Em pleno êxito, a fantasia “Chá de Limonete” foi retirada, temporariamente, de cena, para dar lugar a mais um outro extraordinário espectáculo. No dia 24 de Novembro de 1951, é apresentada, na sede, a imortal obra-prima do teatro português “Frei Luís de Sousa”. Do trabalho que deu a sua montagem, copiamos este apontamento do relatório desse ano:
“Vós que assististes cómoda, ou incomodamente instalados na plateia à representação do “Frei Luís de Sousa”, não podeis avaliar, e pena é que assim seja, porque se o pudesseis fazer isso significaria interesse pela vossa Sociedade e estimular-nos-ia a vossa presença amiga, não podeis avaliar, como se ia dizendo, a soma de sacrifícios, de desânimos, de estudo, de energia e trabalho enfim, despendidos na montagem desta peça inolvidável. Todos os amadores colaboraram com o seu saber e com a sua melhor boa vontade. Mas é, sem dúvida, e desnecessário seria dizê-lo porque todos vós o sabeis bem, ao dinamismo, à cultura, aos profundos conhecimentos das coisas de teatro, à superior inteligência do director cénico, que se fica devendo mais este triunfo da nossa Sociedade, delirantemente aplaudido por quantos assistiram ao Frei Luís de Sousa.

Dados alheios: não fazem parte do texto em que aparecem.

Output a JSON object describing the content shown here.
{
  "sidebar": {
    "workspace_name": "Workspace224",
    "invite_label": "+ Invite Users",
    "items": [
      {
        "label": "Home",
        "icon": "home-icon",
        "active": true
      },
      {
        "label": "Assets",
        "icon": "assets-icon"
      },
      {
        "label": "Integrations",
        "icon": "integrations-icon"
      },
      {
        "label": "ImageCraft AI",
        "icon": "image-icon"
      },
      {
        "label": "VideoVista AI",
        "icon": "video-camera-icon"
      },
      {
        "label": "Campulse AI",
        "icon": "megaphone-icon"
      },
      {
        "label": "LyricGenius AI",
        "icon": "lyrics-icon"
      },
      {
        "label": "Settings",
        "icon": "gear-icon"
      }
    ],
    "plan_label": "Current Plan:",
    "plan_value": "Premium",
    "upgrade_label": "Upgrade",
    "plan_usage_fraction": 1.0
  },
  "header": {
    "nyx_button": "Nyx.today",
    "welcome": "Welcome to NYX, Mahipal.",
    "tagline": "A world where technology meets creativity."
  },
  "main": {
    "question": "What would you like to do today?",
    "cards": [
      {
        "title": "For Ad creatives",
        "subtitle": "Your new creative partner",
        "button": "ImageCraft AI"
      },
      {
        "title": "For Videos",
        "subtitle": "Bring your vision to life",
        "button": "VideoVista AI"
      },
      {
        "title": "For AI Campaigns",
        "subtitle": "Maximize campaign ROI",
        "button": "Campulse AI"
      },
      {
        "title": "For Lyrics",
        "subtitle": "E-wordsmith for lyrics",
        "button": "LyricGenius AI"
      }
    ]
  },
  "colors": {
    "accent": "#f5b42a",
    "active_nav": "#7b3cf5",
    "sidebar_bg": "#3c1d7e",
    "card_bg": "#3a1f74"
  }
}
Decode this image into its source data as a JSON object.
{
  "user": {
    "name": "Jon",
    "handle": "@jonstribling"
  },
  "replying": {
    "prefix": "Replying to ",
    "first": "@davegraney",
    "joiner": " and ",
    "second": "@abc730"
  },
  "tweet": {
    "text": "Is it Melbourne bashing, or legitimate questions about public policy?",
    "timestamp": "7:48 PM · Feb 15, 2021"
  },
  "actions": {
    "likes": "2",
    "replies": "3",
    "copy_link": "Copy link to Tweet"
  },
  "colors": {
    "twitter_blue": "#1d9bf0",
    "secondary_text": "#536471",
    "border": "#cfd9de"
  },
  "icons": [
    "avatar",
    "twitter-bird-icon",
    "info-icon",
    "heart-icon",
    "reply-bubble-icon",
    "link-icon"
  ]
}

Quem, como nós, acompanhou a evolução do que se apresentava como um sonho pelo muito que tinha de arrojado, até à admirável realidade que todos presenciastes, tem por força de admirar e avaliar o enorme trabalho levado a efeito pelo nosso director cénico. A quantidade assombrosa de correspondência trocada para recolha de elementos necessários; a probidade com que a peça foi montada e posta em cena, levando o seu escrúpulo até à observância dos mais ínfimos pormenores, causando a admiração dos próprios profissionais de teatro; o dispêndio de importâncias do seu próprio bolso para correspondência, etc., e, sobretudo, o trabalho gigantesco e exaustivo, duma persistência única, realizado como encenador, impõem-no à nossa admiração e gratidão.
Não, nem todas as associações podem representar Frei Luís de Sousa. E nenhuma, por certo, o levaria à cena com o rigor e êxito com que nós o fizemos. Para isso seria necessário que pudessem contar com um elemento tão precioso como esse Homem que todos nos orgulhamos de ter por consócio e conterrâneo. Para o senhor José da Silva Ribeiro vai todo o nosso agradecimento de directores pelos seus ensinamentos, pelos seus preciosos conselhos e pela maneira generosa como sempre colaborou connosco; e as nossas homenagens de homens que muito querem à sua terra, pelo seu grande talento”.
A colectividade, nesse ano, fez uma edição, em livro, da peça “Chá de Limonete”, com o propósito de angariar fundos para os seus cofres e com destino às obras de ampliação e transformação da sede. Foi um êxito, encontrando-se, há já muitos anos, totalmente esgotado.
A colectividade, nesse ano, fez uma edição, em livro, da peça “Chá de Limonete”, com o propósito de angariar fundos para os seus cofres e com destino às obras de ampliação e transformação da sede. Foi um êxito, encontrando-se, há já muitos anos, totalmente esgotado.
Chá de Limonete - Lamentos da Vila de Tavarede
Num dos capítulos seguintes contaremos alguma coisa mais sobre “Frei Luís de Sousa”. Como havíamos referido, no primeiro espectáculo de “Chá de Limonete”, o artista Rogério Reynaud sofreu grave acidente. E em Maio de 1951, com uma festa promovida pelas associações do concelho, como regozijo pelo seu restabelecimento, é-lhe prestada uma homenagem no Teatro Parque-Cine, que teve a participação do Grupo Coral da Figueira, da Associação Naval (ginástica), do Grupo Caras Direitas (dois quadros de revista), da Filarmónica Figueirense (entreacto Na Volta do Mar), e do nosso grupo cénico, que representou o “Auto da Barca do Inferno”, de Gil Vicente.
Ainda nesse ano, o director cénico efectuou a sua 4ª palestra sobre Teatro, com o título “As trilogias dramáticas”, com o sumário: “A trilogia ligada de Ésquilo – Oréstia”; “A trilogia das Barcas, de Gil Vicente”; “A trilogia de O’Neill – Electra e os Fantasmas”; e “Imortalidade do Teatro”. Respigamos este breve comentário: “e, embora nos desvaneça o facto da maior parte da assistência ser de indivíduos de fora, o que prova o interesse que aos estranhos merecem estas realizações, desgosta-nos sobremaneira o quase desinteresse manifestado pela maioria dos nossos consócios e conterrâneos, pelos assuntos que interessam à sua cultura”.